Given a rotation matrix $A\in \text{SO}(2)$, there is a unique transformation $r_A:\mathbf{R}^6\to\mathbf{R}^6$ such that $$r_A(f(0),\frac{\partial f}{\partial x}(0),\dots,\frac{\partial^2 f}{\partial y^2}(0))=(f_A(0),\frac{\partial f_A}{\partial x}(0),\dots,\frac{\partial^2 f_A}{\partial y^2}(0))$$ for all smooth $f:\mathbf{R}^2\to\mathbf{R}$ where $f_A(x)$ denotes $f(Ax)$. For example, $f_A(0)=f(0)$, $[\frac{\partial f_A}{\partial x}(0),\frac{\partial f_A}{\partial y}(0)]=A^{-1}[\frac{\partial f}{\partial x}(0),\frac{\partial f}{\partial y}(0)]$ (I think), etc.
Which $g:\mathbf{R}^6\to\mathbf{R}$ are invariant under pre-composition with $r_A$?
One such example is $\frac{\partial f}{\partial x}(0)^2+\frac{\partial f}{\partial y}(0)^2$, i.e. the Laplacian of $f$ evaluated at the origin. Another one would be $\frac{\partial^2 f}{\partial x^2}(0)+\frac{\partial^2 f}{\partial y^2}(0)$, if I'm not mistaken.
Is there maybe an invariant basis $b_1,\dots,b_k:\mathbf{R}^6\to\mathbf{R}$ such that each invariant $g$ can be represented as $g^*:\mathbf{R}^k\to\mathbf{R}$ with $g(f(0),\frac{\partial f}{\partial x}(0),\frac{\partial f}{\partial y}(0),\dots,\frac{\partial^2 f}{\partial y^2}(0))$ being equal to $$g^*(b_1(f(0),\frac{\partial f}{\partial x}(0),\dots,\frac{\partial^2 f}{\partial y^2}(0)),\dots,b_k(f(0),\frac{\partial f}{\partial x}(0),\dots,\frac{\partial^2 f}{\partial y^2}(0)))?$$
NOT A COMPLETE ANSWER.
The following result is Theorem 8.61, p.275 in Folland "Real Analysis" (1984). It partially answers your question.
The result is: let $L=\sum_{\lvert \alpha\rvert\le m} a_\alpha(x)\partial^\alpha $ be a differential operator on $\mathbb R^d$ (not necessarily with constant coefficients). It holds that $$ L\circ T = T\circ L$$ for all rotations and translations $T$ of $\mathbb R^d$ if and only if $L=p(-\Delta)$ for some polynomial $p$. In words, the only differential operators that are invariant under rotations and translations are polynomials in the Laplacian.

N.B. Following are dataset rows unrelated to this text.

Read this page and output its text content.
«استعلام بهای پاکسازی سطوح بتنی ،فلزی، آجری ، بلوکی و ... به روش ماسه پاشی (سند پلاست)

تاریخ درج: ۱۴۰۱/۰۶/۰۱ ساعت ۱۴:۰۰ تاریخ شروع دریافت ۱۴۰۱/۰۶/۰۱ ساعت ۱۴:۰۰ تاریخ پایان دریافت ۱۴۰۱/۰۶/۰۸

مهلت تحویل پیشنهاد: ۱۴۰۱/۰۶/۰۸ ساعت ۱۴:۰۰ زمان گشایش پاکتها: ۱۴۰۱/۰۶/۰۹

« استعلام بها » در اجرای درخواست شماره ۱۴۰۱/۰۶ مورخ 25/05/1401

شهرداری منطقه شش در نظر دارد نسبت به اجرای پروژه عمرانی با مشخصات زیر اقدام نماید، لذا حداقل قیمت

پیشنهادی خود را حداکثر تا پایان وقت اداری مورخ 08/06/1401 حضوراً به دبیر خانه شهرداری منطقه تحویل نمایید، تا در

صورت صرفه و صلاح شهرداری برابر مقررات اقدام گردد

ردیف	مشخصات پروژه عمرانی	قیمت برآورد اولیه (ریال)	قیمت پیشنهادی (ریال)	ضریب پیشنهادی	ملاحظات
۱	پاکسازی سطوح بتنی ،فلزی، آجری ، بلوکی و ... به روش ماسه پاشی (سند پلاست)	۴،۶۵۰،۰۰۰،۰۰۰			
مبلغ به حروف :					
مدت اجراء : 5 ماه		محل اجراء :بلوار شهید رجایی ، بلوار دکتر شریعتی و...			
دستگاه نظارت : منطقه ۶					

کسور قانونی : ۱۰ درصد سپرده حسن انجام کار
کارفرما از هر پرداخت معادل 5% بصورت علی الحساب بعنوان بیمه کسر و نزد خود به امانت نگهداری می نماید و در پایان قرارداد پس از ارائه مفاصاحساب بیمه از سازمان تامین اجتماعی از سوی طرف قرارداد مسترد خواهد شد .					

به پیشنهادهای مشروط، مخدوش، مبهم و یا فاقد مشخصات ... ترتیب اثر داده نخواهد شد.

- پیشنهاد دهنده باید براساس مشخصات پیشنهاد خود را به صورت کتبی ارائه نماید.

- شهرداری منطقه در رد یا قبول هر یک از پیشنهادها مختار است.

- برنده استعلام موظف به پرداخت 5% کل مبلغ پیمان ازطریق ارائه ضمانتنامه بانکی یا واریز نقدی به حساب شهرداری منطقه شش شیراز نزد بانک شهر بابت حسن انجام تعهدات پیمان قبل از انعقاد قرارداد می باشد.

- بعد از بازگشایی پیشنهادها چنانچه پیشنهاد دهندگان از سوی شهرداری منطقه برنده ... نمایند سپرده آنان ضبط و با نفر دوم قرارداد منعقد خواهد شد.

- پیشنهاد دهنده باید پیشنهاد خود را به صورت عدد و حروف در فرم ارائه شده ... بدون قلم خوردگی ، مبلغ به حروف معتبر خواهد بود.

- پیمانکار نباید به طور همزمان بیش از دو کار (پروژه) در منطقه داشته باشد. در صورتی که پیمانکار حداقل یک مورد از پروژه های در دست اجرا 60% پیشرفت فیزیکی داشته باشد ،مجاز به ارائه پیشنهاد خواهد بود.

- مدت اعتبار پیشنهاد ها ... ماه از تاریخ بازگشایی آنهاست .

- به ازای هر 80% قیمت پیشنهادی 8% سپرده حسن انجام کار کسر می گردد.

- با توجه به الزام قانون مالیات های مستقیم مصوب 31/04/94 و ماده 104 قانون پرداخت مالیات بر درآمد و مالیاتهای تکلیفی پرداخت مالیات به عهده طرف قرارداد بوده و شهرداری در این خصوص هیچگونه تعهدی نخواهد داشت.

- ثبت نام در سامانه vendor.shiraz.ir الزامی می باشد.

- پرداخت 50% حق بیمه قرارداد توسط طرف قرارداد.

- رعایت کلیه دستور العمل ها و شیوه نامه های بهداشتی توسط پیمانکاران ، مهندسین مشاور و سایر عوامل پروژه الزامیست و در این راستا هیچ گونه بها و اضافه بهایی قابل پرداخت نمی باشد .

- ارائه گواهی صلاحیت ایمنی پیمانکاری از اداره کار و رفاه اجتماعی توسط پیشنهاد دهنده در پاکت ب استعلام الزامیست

This is not complete, because you require only rotation invariance and not translation invariance. However, I am rather sure that the proof can be adapted to yield a nice characterization also in your case, and this is the reason why I am posting this incomplete answer.